2.There may be a better route for you:
Last month I talked about how I was desperate to be a dancer but got rejected from the only degree dance program in Ontario because my grades were 2% below the cut off. Although I was devastated at the time, it was truly a blessing. A month later I went and trained full time in a professional dance company, 6 hours a day. Within a week, I snapped a ligament in my ankle and damaged my knee; within a month the director heard me singing to myself and cast me to sing in the show; within 2 months, I was accepted into a post secondary diploma program for... singing, not dancing. Since I never had a lesson in my life, it was a big sign. When I applied for university again, I got into the music program on talent despite my grades still being too low. My big rejection forced me onto the path I am still on today... 14 years later. Can you imagine me not singing? So when things don't go your way, there may be something far greater for you. Have faith!
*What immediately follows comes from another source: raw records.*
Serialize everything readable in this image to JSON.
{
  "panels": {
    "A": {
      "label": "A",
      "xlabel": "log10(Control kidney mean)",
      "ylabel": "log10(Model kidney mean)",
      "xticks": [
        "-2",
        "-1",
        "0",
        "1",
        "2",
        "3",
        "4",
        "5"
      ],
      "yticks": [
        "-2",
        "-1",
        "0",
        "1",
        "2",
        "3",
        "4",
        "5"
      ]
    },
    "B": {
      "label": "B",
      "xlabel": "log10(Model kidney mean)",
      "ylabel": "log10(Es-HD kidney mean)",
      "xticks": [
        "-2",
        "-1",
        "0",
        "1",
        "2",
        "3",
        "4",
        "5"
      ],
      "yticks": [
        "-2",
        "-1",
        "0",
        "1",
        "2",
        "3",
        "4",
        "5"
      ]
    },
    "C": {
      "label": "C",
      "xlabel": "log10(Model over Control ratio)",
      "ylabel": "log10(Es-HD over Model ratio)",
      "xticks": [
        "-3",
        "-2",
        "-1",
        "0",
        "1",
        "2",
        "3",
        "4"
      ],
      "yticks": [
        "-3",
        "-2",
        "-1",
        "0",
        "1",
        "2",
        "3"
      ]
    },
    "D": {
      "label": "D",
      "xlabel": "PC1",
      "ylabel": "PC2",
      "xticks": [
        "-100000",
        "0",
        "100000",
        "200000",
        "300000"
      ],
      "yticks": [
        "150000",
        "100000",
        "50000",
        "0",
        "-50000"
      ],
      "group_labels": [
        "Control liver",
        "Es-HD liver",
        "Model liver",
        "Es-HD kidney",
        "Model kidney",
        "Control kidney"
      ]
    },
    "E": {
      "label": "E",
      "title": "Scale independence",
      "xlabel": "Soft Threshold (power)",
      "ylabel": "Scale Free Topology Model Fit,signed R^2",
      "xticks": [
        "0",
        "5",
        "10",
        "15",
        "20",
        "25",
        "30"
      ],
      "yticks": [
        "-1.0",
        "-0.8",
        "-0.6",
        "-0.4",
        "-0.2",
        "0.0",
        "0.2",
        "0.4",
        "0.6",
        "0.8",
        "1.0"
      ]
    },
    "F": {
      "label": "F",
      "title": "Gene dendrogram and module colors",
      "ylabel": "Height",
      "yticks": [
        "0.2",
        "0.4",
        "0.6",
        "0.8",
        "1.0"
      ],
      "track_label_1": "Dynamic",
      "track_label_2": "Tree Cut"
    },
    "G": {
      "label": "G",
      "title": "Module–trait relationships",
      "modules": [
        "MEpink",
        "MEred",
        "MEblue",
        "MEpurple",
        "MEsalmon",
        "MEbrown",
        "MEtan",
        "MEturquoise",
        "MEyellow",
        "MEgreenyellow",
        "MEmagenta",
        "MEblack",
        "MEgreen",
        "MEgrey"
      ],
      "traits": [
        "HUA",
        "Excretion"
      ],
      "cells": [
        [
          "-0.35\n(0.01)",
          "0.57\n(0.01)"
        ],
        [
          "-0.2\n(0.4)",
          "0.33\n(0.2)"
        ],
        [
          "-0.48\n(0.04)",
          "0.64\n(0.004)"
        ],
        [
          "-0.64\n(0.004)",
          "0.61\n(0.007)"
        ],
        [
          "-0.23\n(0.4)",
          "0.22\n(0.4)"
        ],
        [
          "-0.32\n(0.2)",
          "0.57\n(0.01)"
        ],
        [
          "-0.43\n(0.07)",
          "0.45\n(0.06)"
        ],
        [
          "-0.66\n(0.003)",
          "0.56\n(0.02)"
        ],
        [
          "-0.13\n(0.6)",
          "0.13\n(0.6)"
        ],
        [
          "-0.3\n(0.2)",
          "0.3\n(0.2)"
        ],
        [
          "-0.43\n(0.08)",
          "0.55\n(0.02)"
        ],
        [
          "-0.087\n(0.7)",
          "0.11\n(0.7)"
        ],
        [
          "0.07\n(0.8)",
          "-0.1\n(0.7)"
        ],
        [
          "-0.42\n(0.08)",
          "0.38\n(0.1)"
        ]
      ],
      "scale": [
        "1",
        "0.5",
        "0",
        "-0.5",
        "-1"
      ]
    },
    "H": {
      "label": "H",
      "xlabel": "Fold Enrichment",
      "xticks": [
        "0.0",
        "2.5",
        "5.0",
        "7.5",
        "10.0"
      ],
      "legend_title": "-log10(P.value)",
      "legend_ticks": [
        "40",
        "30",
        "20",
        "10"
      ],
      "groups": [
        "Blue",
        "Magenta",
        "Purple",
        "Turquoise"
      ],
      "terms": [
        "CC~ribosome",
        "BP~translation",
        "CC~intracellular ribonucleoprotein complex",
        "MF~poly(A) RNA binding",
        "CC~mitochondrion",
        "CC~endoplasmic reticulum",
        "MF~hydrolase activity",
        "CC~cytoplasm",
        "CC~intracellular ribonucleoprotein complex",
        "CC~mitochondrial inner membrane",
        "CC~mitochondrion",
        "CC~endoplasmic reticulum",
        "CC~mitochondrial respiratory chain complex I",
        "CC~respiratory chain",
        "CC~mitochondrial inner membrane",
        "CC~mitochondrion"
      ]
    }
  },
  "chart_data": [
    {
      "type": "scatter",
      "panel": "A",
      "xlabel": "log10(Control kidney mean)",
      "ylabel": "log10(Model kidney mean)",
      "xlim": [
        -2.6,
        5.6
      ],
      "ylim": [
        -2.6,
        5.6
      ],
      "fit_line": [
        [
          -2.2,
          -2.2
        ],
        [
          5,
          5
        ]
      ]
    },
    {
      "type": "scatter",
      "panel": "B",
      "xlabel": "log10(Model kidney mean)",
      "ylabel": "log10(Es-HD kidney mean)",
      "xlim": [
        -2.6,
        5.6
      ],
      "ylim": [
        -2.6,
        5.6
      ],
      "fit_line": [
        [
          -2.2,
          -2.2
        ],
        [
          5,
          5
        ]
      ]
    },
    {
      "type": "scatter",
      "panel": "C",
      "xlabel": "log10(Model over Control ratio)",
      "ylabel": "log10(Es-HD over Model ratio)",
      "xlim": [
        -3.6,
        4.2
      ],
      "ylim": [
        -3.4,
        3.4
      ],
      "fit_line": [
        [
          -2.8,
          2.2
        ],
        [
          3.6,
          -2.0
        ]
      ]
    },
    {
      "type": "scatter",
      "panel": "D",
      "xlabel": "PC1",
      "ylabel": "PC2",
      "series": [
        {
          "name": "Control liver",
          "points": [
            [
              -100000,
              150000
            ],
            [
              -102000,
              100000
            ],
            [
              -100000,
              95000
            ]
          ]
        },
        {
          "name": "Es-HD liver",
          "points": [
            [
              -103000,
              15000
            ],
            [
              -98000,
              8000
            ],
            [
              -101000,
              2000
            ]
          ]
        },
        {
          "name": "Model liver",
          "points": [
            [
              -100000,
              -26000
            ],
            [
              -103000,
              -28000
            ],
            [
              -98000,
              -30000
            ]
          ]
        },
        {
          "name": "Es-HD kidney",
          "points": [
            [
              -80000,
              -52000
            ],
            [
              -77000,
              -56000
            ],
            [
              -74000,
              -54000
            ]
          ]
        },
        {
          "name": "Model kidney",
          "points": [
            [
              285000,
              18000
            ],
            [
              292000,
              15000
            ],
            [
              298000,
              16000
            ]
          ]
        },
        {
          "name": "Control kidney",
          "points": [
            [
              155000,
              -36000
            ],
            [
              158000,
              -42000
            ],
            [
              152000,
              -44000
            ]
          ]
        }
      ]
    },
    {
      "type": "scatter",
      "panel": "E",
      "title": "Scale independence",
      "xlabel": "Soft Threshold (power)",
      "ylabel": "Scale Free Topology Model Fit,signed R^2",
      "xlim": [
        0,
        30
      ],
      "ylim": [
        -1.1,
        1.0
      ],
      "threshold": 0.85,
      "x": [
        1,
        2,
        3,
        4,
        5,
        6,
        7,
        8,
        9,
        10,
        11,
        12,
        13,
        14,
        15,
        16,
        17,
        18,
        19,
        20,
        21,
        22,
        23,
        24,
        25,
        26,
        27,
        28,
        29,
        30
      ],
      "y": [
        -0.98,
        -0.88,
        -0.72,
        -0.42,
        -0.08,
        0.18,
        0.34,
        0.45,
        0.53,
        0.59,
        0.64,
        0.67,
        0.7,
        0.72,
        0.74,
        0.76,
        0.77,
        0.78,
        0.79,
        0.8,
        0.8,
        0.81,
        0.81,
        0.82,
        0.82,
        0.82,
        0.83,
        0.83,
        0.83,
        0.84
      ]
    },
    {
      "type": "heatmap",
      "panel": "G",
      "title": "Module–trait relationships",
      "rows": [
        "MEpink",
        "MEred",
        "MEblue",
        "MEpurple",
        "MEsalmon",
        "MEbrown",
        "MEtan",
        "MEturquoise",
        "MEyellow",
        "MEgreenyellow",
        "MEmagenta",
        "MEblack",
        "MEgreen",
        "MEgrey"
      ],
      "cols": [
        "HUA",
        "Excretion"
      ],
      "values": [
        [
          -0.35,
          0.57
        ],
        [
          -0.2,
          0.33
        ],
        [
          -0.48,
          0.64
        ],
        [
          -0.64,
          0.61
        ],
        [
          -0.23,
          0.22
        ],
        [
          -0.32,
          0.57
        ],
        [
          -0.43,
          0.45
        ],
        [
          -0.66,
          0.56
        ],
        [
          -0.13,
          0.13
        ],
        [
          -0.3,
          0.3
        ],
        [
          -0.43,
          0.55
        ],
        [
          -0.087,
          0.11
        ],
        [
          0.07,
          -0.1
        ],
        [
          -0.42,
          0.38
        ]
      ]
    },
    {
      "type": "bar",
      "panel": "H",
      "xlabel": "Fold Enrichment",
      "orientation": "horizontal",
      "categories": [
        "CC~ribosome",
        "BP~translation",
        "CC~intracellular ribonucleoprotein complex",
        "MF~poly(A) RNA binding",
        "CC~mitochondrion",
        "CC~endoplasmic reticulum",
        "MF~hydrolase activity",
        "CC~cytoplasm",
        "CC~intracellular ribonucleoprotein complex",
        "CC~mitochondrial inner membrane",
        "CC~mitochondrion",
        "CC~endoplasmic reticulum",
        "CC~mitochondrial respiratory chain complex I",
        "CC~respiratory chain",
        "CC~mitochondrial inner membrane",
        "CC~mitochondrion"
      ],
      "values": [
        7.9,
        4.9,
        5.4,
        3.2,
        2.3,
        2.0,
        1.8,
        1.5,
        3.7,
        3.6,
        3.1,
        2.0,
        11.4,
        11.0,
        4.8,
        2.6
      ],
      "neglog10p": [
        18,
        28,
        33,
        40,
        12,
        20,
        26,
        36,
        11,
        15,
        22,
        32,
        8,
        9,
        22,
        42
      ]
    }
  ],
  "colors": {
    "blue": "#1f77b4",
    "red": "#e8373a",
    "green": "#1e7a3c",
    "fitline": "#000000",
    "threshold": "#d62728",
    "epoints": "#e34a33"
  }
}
3.It is not the r ight timing:
Let's say you and your partner have been trying to get pregnant for over 2 years. Suddenly, a parent gets sick forcing all your energy towards helping them through their crisis. Can you imagine how difficult that would be if you have a small baby? Or maybe there was something you had to learn - perhaps by tending to the sick parent, you gained greater insight and compassion... tools that would make you a better parent when the timing was right.
4.We don't always know why:
Sometimes when we don't know why something happens, we have to come to a place of trust - have the faith that whatever the outcome is in our best and highest good. For example: Let's say Donna was on her way to an important interview for her ideal job - an opportunity she had worked towards for over 10 years. While driving, she realized she forgot her portfolio at home. She drove back home, got what she needed and drove off to her interview. Luck had it that she encountered lots of traffic and arrived 45 minutes late. The potential boss refused to see her and she lost her ‘dream' job. Although it seems like a disaster, it may have been a blessing. For all we know, if Donna would have had her portfolio and continued to drive, she would have got into a life threatening accident or maybe she would have got the job but ended up with a bully as a boss. We really don't know but ultimately, no matter what happens in our life, we must trust that it is in our bes t and highest good.
When things don't go as planned, look inside and start asking questions: Is there a belief or negativity within me that has blocked my good? Is there something I need to learn from this so I can have success next time? If all seems clear, then perhaps there is a better route for you or the timing needs to be right. Ultimately, we must always know that everything happens for a reason, so have faith that all will unfold as it needs to.